“I wanna be on the cover of Forbes magazine
Smiling next to Oprah and the Queen.”—Travie McCoy and Bruno Mars
I didn’t make Forbes’ list of billionaires in 2012. Unlikely, I’ll make it this year either. But I do know a secret that makes me deserving of the list.
I know with complete certainty that the world is limitless, abundant and strangely-accommodating. I also know that anything I could ever need or want is as easy to manifest as plugging in the toaster.
Take this Wednesday, for example, I’m flying to Belize to visit Mayan pyramids and to snorkel along the world’s second largest reef. Next month, on my birthday, I’m flying to the Cook Islands where I’ll undoubtedly snorkel some more and stay in a couple five-star hotels.

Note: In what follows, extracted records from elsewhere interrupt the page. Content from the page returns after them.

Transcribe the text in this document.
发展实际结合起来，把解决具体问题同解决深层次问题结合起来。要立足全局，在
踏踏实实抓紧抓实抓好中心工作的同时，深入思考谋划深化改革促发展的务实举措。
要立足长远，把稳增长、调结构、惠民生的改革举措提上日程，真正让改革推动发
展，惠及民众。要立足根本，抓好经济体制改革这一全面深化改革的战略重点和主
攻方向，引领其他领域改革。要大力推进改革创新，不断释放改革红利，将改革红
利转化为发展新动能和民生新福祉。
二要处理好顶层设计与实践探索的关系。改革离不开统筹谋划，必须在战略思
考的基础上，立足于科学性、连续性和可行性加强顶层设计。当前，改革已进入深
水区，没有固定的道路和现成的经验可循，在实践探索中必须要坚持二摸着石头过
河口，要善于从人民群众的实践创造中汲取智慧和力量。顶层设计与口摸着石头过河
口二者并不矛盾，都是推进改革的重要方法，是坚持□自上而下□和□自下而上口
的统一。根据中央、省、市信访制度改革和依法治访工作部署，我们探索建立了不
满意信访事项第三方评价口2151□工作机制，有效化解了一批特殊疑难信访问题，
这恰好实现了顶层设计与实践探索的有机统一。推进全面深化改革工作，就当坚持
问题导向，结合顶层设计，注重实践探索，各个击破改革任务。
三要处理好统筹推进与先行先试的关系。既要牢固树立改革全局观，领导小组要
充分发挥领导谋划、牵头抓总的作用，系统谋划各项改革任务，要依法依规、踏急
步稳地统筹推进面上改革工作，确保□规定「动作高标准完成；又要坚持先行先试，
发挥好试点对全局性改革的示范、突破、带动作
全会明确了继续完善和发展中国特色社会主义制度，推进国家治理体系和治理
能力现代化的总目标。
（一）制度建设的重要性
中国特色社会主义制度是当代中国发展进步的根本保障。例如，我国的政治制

Those billionaires? I doubt they could spare the time.
In fact, the only difference between me and “The Donald” is I choose not to carry my riches around. It’s comforting to know that anything I could ever want to do is available to me, but why flaunt it or drag around a bunch of material baggage?
In fact, I’d like to argue that amassing $7 billion, the dollar amount Trump claims to be worth, is not that different than hoarding old newspapers, leaky buckets and all the other junk collecting in the homes of the dysfunctional folks we watch on the A&E show, “Hoarders.”
No, my role model is Peace Pilgrim who, when she was very young, made an important discovery: “Making money is easy.”
Which is why she could give up her earthly possessions and walk around the world with nothing but the clothes on her back. As she said about her 28-year-old journey, “Life is full. Life is good. I have a feeling of always being surrounded by all of the good things, like love and peace and joy. It’s like a protective surrounding.”
That’s all anyone really needs. To know with sure conviction that “the world is limitless, abundant and strangely accommodating.”
It’s not the “stuff” you want. Jesus could never have brought Lazarus back to life and multiplied all those fishes and loaves if he’d been preoccupied by the desire for a beachside residence.
That said, I do not want to make you feel guilty for wanting a big home in Malibu. There is not one thing wrong with a big home in Malibu. Or anything else you want. Want it. Walk toward it with all your heart and might. Just know that there are higher rungs. And know that most people hoard material things out of fear. And fear, after all, is what we’re attempting to move away from.